Horse clams should be cleaned in the same manner as a razor clam.


Items you’ll need for storing and cleaning your catch include a bucket, a sharp paring knife, kettle, and gloves.

Like other shellfish, geoducks must be kept alive until they are cleaned, and should be cleaned as soon as possible after digging. Place them in a bucket and cover with a cool, damp cloth. Don’t immerse in water or airtight container. Keep them in a cool place, out of  direct sun.

  1. Rinse all sand from the geoduck, blanch them in boiling water for 10 seconds and then submerge in cold water.
  2. Scrape a knife along the inside of the shell to cut the adductor muscles. Use gloves to avoid cutting your hand on the sharp shell edges.
  3. Pull out and discard the visceral mass, consisting of gills and stomach, leaving the siphon and mantle.
  4. To peel the tough skin off the siphon and body, place the geoduck in hot water for about 45 seconds. Peel the skin starting with the body and continuing off the end of the siphon.
  5. Wash the clam thoroughly.
  6. Split the siphon by inserting a knife or scissors and cut the siphon lengthwise.
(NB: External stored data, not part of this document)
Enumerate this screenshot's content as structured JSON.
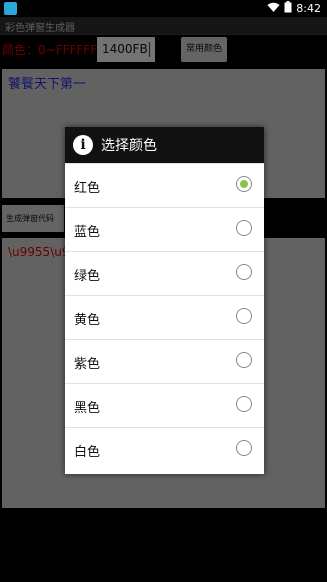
{
  "status_bar": {
    "time": "8:42",
    "battery_icon": "battery-icon",
    "wifi_icon": "wifi-icon",
    "app_icon": "app-icon"
  },
  "app": {
    "title": "彩色弹窗生成器"
  },
  "color_row": {
    "label": "颜色：0~FFFFFF",
    "input_value": "1400FB",
    "common_colors_button": "常用颜色"
  },
  "editor": {
    "text": "饕餮天下第一",
    "text_color": "#2a2ad0"
  },
  "generate_button": {
    "label": "生成弹窗代码"
  },
  "output": {
    "text": "\\u9955\\u9",
    "text_color": "#d40000"
  },
  "dialog": {
    "title": "选择颜色",
    "icon": "info-icon",
    "options": [
      {
        "label": "红色",
        "selected": true
      },
      {
        "label": "蓝色",
        "selected": false
      },
      {
        "label": "绿色",
        "selected": false
      },
      {
        "label": "黄色",
        "selected": false
      },
      {
        "label": "紫色",
        "selected": false
      },
      {
        "label": "黑色",
        "selected": false
      },
      {
        "label": "白色",
        "selected": false
      }
    ],
    "selected_radio_color": "#8bc34a"
  }
}
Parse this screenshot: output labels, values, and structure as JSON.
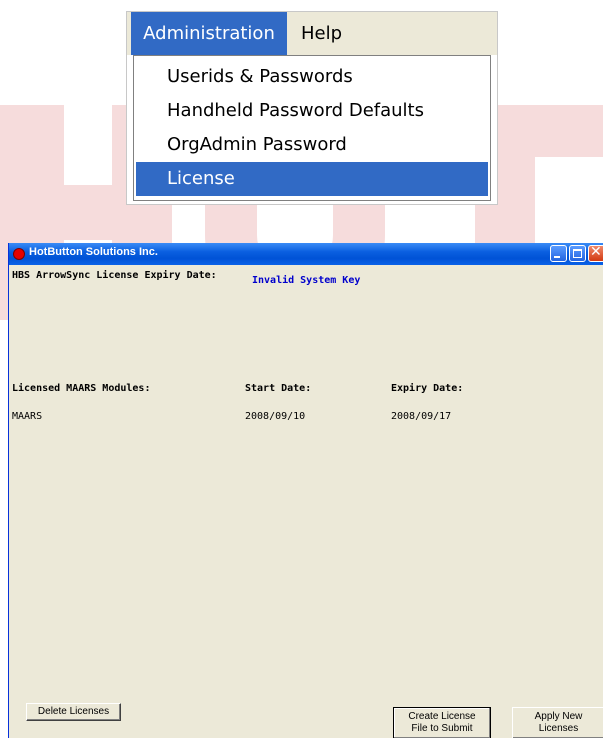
{
  "menu": {
    "bar": [
      "Administration",
      "Help"
    ],
    "items": [
      "Userids & Passwords",
      "Handheld Password Defaults",
      "OrgAdmin Password",
      "License"
    ],
    "selected": "License"
  },
  "window": {
    "title": "HotButton Solutions Inc.",
    "expiry_label": "HBS ArrowSync License Expiry Date:",
    "expiry_value": "Invalid System Key",
    "modules_header": "Licensed MAARS Modules:",
    "start_header": "Start Date:",
    "expiry_header": "Expiry Date:",
    "rows": [
      {
        "module": "MAARS",
        "start": "2008/09/10",
        "expiry": "2008/09/17"
      }
    ],
    "buttons": {
      "delete": "Delete Licenses",
      "create_line1": "Create License",
      "create_line2": "File to Submit",
      "apply_line1": "Apply New",
      "apply_line2": "Licenses"
    }
  },
  "colors": {
    "titlebar": "#0a5fe0",
    "menu_highlight": "#316ac5",
    "window_bg": "#ece9d8",
    "status_value": "#0000cc",
    "watermark": "#f6dcdc"
  }
}
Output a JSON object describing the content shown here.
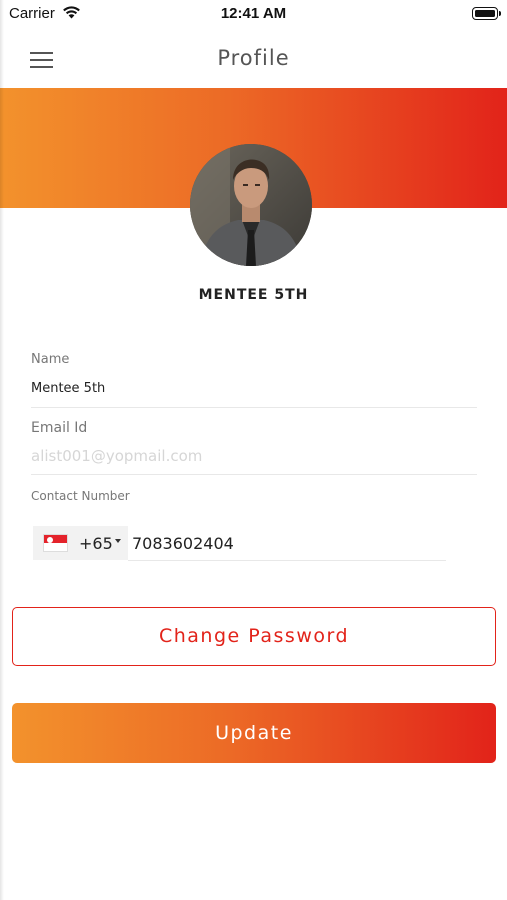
{
  "status_bar": {
    "carrier": "Carrier",
    "time": "12:41 AM",
    "wifi_icon": "wifi-icon",
    "battery_icon": "battery-icon"
  },
  "nav": {
    "title": "Profile",
    "menu_icon": "hamburger-menu-icon"
  },
  "profile": {
    "display_name": "MENTEE 5TH",
    "avatar": "user-avatar-photo"
  },
  "form": {
    "name_label": "Name",
    "name_value": "Mentee 5th",
    "email_label": "Email Id",
    "email_value": "alist001@yopmail.com",
    "contact_label": "Contact Number",
    "country_flag": "singapore-flag-icon",
    "dial_code": "+65",
    "phone_number": "7083602404"
  },
  "actions": {
    "change_password": "Change Password",
    "update": "Update"
  },
  "colors": {
    "gradient_start": "#f3922c",
    "gradient_end": "#e2231a",
    "accent": "#e2231a"
  }
}
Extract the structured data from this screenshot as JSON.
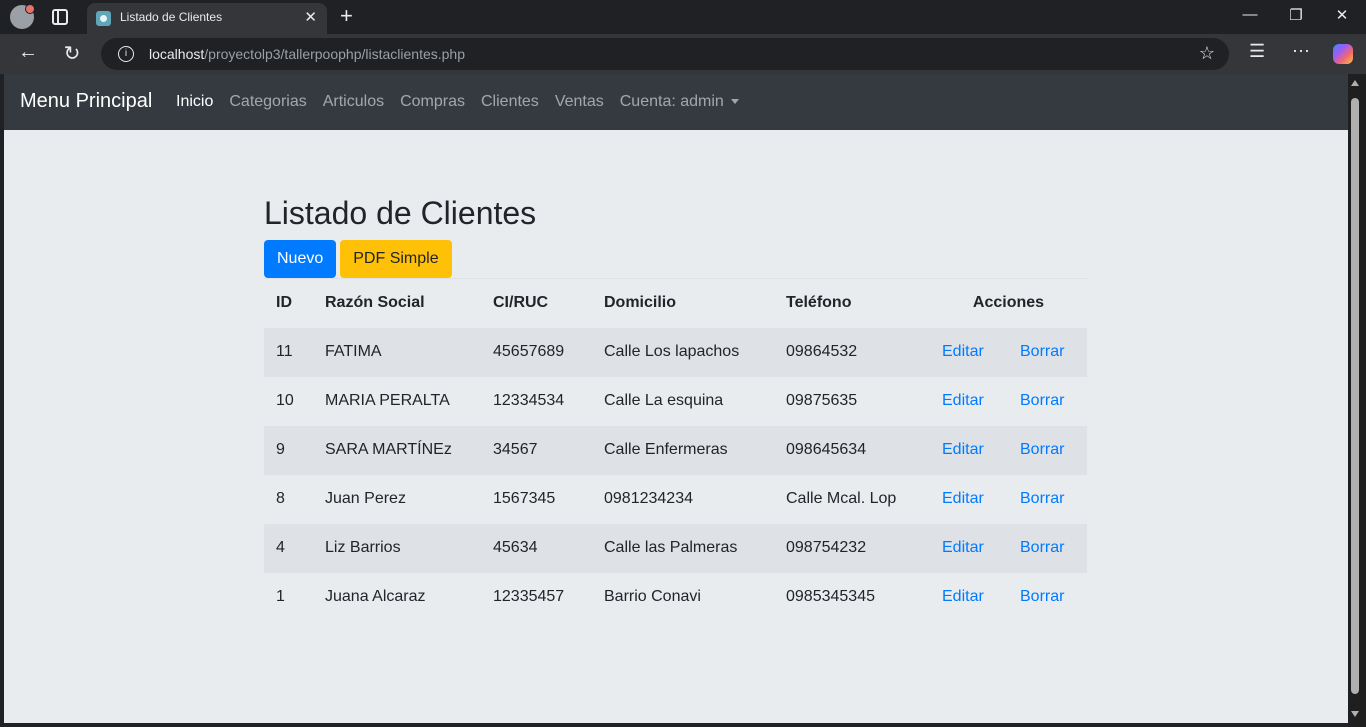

Wash the siphon, removing all traces of sand and grit.
  7. Siphon meat is firm and tough and can be sliced thin at an angle and pounded gently with the smooth side of a meat mallet to tenderize into thin steaks for sautéing.
  8. The meat of the body is more tender than the siphon. Split the meat down the median line and chop. Tenderizing is not necessary if you intend to use the siphon or body meat in chowder.